I know this isn't going to win me any popularity contests with most Instapundit readers, but I'm here to express my opinion, not to reflect readers', so here goes.

There is no evidence of widespread fraud that could plausibly be said to have cost Trump the election, nor even a single state. It's true the media and big tech was overtly pro-Biden, and while that's not good for democracy it's also not illegal or fraudulent, and thus has no bearing on whether Biden won the election or not. And all that is why Trump's lawyers lost every single case they brought before judges of all parties and ideologies, including a dozen or so rulings by Trump-appointed federal judges who would undoubtedly have preferred that he won.

But it's more serious than that. Even if you accept any of the not-completely-crazy theories I've seen of how the election was "stolen," at best that gets Trump to a narrow victory in the Electoral College. Yet the president continues to insist not just that he won, not just that the election was stolen, but that he won in a "landslide."
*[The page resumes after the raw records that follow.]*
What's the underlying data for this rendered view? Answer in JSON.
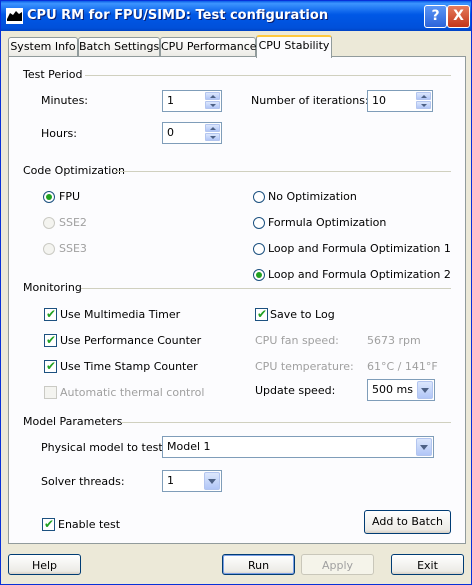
{
  "window": {
    "title": "CPU RM for FPU/SIMD: Test configuration",
    "help_icon": "?",
    "close_icon": "X"
  },
  "tabs": [
    "System Info",
    "Batch Settings",
    "CPU Performance",
    "CPU Stability"
  ],
  "active_tab": "CPU Stability",
  "test_period": {
    "title": "Test Period",
    "minutes_label": "Minutes:",
    "minutes_value": "1",
    "hours_label": "Hours:",
    "hours_value": "0",
    "iterations_label": "Number of iterations:",
    "iterations_value": "10"
  },
  "code_optimization": {
    "title": "Code Optimization",
    "fpu": "FPU",
    "sse2": "SSE2",
    "sse3": "SSE3",
    "no_opt": "No Optimization",
    "formula_opt": "Formula Optimization",
    "loop_formula_1": "Loop and Formula Optimization 1",
    "loop_formula_2": "Loop and Formula Optimization 2",
    "selected_instruction_set": "FPU",
    "selected_optimization": "Loop and Formula Optimization 2"
  },
  "monitoring": {
    "title": "Monitoring",
    "multimedia_timer": "Use Multimedia Timer",
    "performance_counter": "Use Performance Counter",
    "time_stamp_counter": "Use Time Stamp Counter",
    "thermal_control": "Automatic thermal control",
    "save_to_log": "Save to Log",
    "fan_speed_label": "CPU fan speed:",
    "fan_speed_value": "5673 rpm",
    "temperature_label": "CPU temperature:",
    "temperature_value": "61°C / 141°F",
    "update_speed_label": "Update speed:",
    "update_speed_value": "500 ms"
  },
  "model_parameters": {
    "title": "Model Parameters",
    "physical_model_label": "Physical model to test:",
    "physical_model_value": "Model 1",
    "solver_threads_label": "Solver threads:",
    "solver_threads_value": "1",
    "enable_test": "Enable test",
    "add_to_batch": "Add to Batch"
  },
  "buttons": {
    "help": "Help",
    "run": "Run",
    "apply": "Apply",
    "exit": "Exit"
  },
  "colors": {
    "titlebar": "#0058E6",
    "face": "#ECE9D8",
    "check": "#21A121",
    "tab_highlight": "#FFC83C"
  }
}
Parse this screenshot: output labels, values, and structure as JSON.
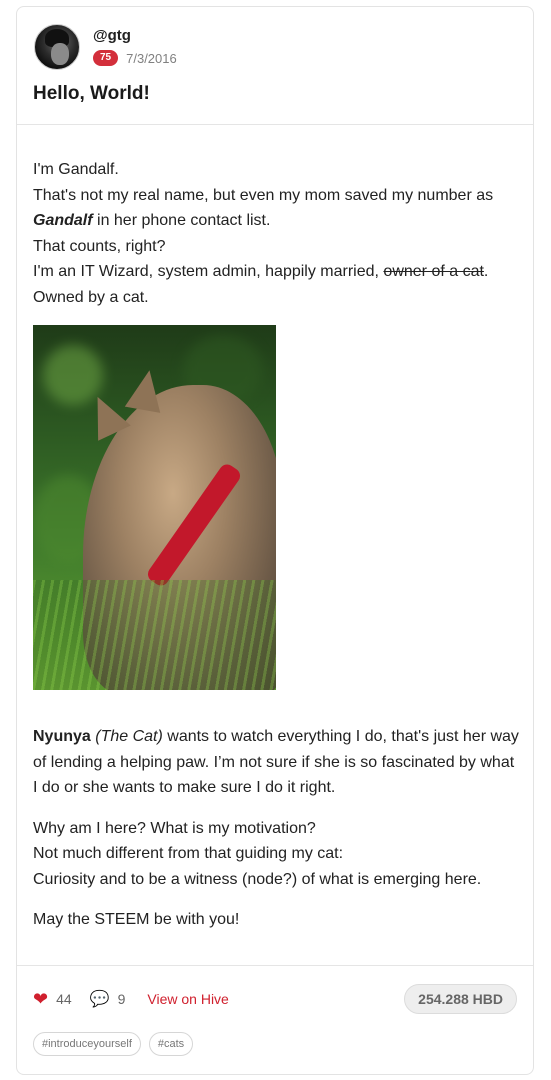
{
  "post": {
    "author": "@gtg",
    "reputation": "75",
    "date": "7/3/2016",
    "title": "Hello, World!"
  },
  "intro": {
    "line1": "I'm Gandalf.",
    "line2_a": "That's not my real name, but even my mom saved my number as ",
    "line2_bold": "Gandalf",
    "line2_b": " in her phone contact list.",
    "line3": "That counts, right?",
    "line4_a": "I'm an IT Wizard, system admin, happily married, ",
    "line4_strike": "owner of a cat",
    "line4_b": ".",
    "line5": "Owned by a cat."
  },
  "image": {
    "subject": "cat-photo"
  },
  "paragraph1": {
    "bold": "Nyunya",
    "italic": " (The Cat)",
    "rest": " wants to watch everything I do, that's just her way of lending a helping paw. I’m not sure if she is so fascinated by what I do or she wants to make sure I do it right."
  },
  "paragraph2": {
    "line1": "Why am I here? What is my motivation?",
    "line2": "Not much different from that guiding my cat:",
    "line3": "Curiosity and to be a witness (node?) of what is emerging here."
  },
  "paragraph3": "May the STEEM be with you!",
  "footer": {
    "likes": "44",
    "comments": "9",
    "view_on_hive": "View on Hive",
    "payout": "254.288 HBD",
    "tags": [
      "#introduceyourself",
      "#cats"
    ]
  },
  "colors": {
    "accent": "#d0202e",
    "reputation_badge": "#d32f3b"
  }
}
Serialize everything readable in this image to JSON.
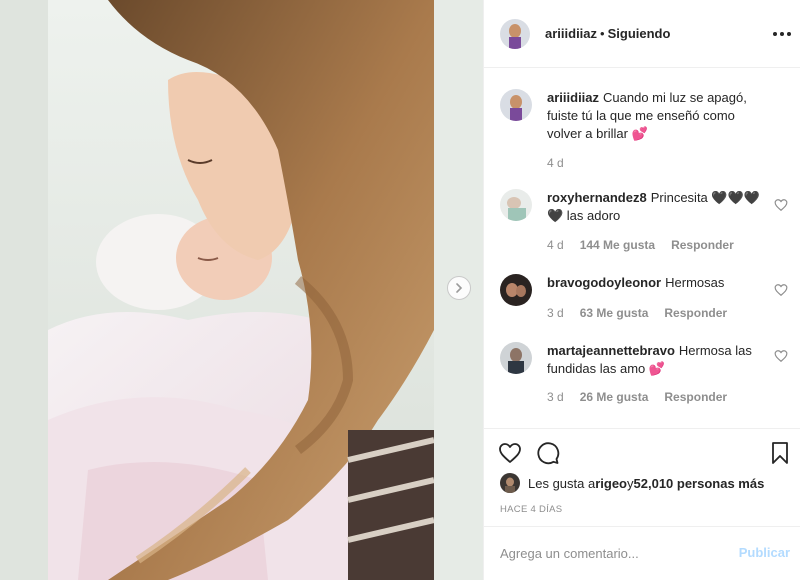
{
  "post": {
    "username": "ariiidiiaz",
    "separator": "•",
    "follow_status": "Siguiendo"
  },
  "caption": {
    "username": "ariiidiiaz",
    "text": "Cuando mi luz se apagó, fuiste tú la que me enseñó como volver a brillar 💕",
    "time": "4 d"
  },
  "comments": [
    {
      "username": "roxyhernandez8",
      "text": "Princesita 🖤🖤🖤 🖤 las adoro",
      "time": "4 d",
      "likes": "144 Me gusta",
      "reply": "Responder"
    },
    {
      "username": "bravogodoyleonor",
      "text": "Hermosas",
      "time": "3 d",
      "likes": "63 Me gusta",
      "reply": "Responder"
    },
    {
      "username": "martajeannettebravo",
      "text": "Hermosa las fundidas las amo 💕",
      "time": "3 d",
      "likes": "26 Me gusta",
      "reply": "Responder"
    }
  ],
  "likes_line": {
    "prefix": "Les gusta a ",
    "user": "rigeo",
    "connector": " y ",
    "count_text": "52,010 personas más"
  },
  "time_ago": "HACE 4 DÍAS",
  "comment_box": {
    "placeholder": "Agrega un comentario...",
    "post_label": "Publicar"
  },
  "icons": {
    "more": "more-horizontal-icon",
    "next": "chevron-right-icon",
    "like": "heart-outline-icon",
    "comment": "speech-bubble-icon",
    "save": "bookmark-icon"
  },
  "colors": {
    "post_disabled": "#b3dbff",
    "secondary_text": "#8e8e8e",
    "divider": "#efefef"
  }
}
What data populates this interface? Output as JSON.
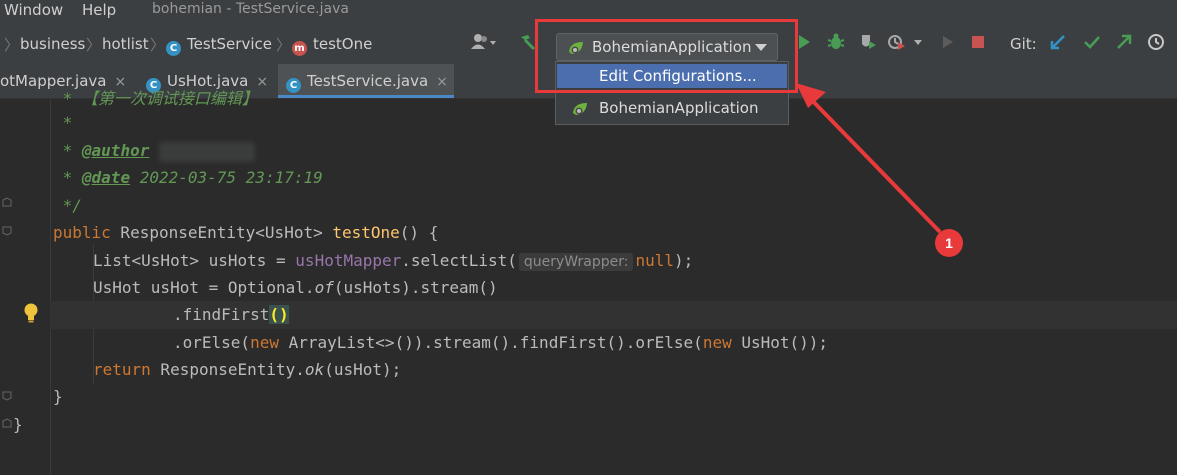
{
  "menubar": {
    "items": [
      "Window",
      "Help"
    ],
    "window_title": "bohemian - TestService.java"
  },
  "breadcrumb": {
    "items": [
      "business",
      "hotlist",
      "TestService",
      "testOne"
    ]
  },
  "toolbar": {
    "run_config": "BohemianApplication",
    "git_label": "Git:"
  },
  "dropdown": {
    "items": [
      "Edit Configurations...",
      "BohemianApplication"
    ]
  },
  "tabs": [
    {
      "label": "otMapper.java"
    },
    {
      "label": "UsHot.java"
    },
    {
      "label": "TestService.java"
    }
  ],
  "tab_close": "×",
  "code": {
    "l0": " * 【第一次调试接口编辑】",
    "l1": " *",
    "l2_pre": " * ",
    "l2_tag": "@author",
    "l3_pre": " * ",
    "l3_tag": "@date",
    "l3_text": " 2022-03-75 23:17:19",
    "l4": " */",
    "l5_kw": "public",
    "l5_a": " ResponseEntity<UsHot> ",
    "l5_fn": "testOne",
    "l5_b": "() {",
    "l6_a": "List<UsHot> usHots = ",
    "l6_fld": "usHotMapper",
    "l6_b": ".selectList(",
    "l6_hint": "queryWrapper:",
    "l6_kw": "null",
    "l6_c": ");",
    "l7_a": "UsHot usHot = Optional.",
    "l7_it": "of",
    "l7_b": "(usHots).stream()",
    "l8_a": ".findFirst",
    "l8_paren": "()",
    "l9_a": ".orElse(",
    "l9_kw1": "new",
    "l9_b": " ArrayList<>()).stream().findFirst().orElse(",
    "l9_kw2": "new",
    "l9_c": " UsHot());",
    "l10_kw": "return",
    "l10_a": " ResponseEntity.",
    "l10_it": "ok",
    "l10_b": "(usHot);",
    "l11": "}",
    "l12": "}"
  },
  "annotation": {
    "badge": "1"
  },
  "colors": {
    "accent_red": "#e8393b",
    "selection_blue": "#4b6eaf",
    "keyword": "#cc7832",
    "method": "#ffc66d",
    "comment": "#629755"
  }
}
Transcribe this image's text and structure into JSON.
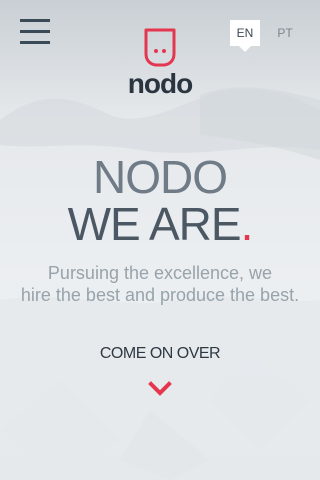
{
  "header": {
    "menu_icon": "hamburger-menu-icon",
    "logo_text": "nodo",
    "logo_icon": "nodo-face-icon",
    "languages": [
      {
        "label": "EN",
        "active": true
      },
      {
        "label": "PT",
        "active": false
      }
    ]
  },
  "hero": {
    "line1": "NODO",
    "line2": "WE ARE",
    "line2_dot": ".",
    "subtitle_line1": "Pursuing the excellence, we",
    "subtitle_line2": "hire the best and produce the best."
  },
  "cta": {
    "label": "COME ON OVER",
    "icon": "chevron-down-icon"
  },
  "colors": {
    "accent": "#e4364f",
    "heading": "#4b5864",
    "background": "#ebeef0"
  }
}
There is no excuse for political violence, and Trump, admittedly, did not ask anyone to engage in violence. However, if you tell people that their votes didn't count, that the election was a sham, that the election you lost wasn't even close but in fact a landslide in your favor, it's only natural to expect that some people will be inclined to resort to violence, because the whole point of elections is to settle political matters without violence. If the election process is a total fraud, then violence is to be expected.

Even in the face of the violence yesterday, Trump, while telling the rioters to go home, also continued to insist that he really won in a landslide, thus continuing to foment violence. He is unfit to be president. And no, that doesn't excuse all the examples of bad behavior on the left over the past 4 years, and that bad behavior undoubtedly created an atmosphere in which violence becomes more acceptable (not least by the tacit and sometimes explicit acceptance of the mass violence last Summer). But the basic moral principle of "two wrongs don't make a right" still applies. Sometimes f you fight fire with fire, you burn down your house.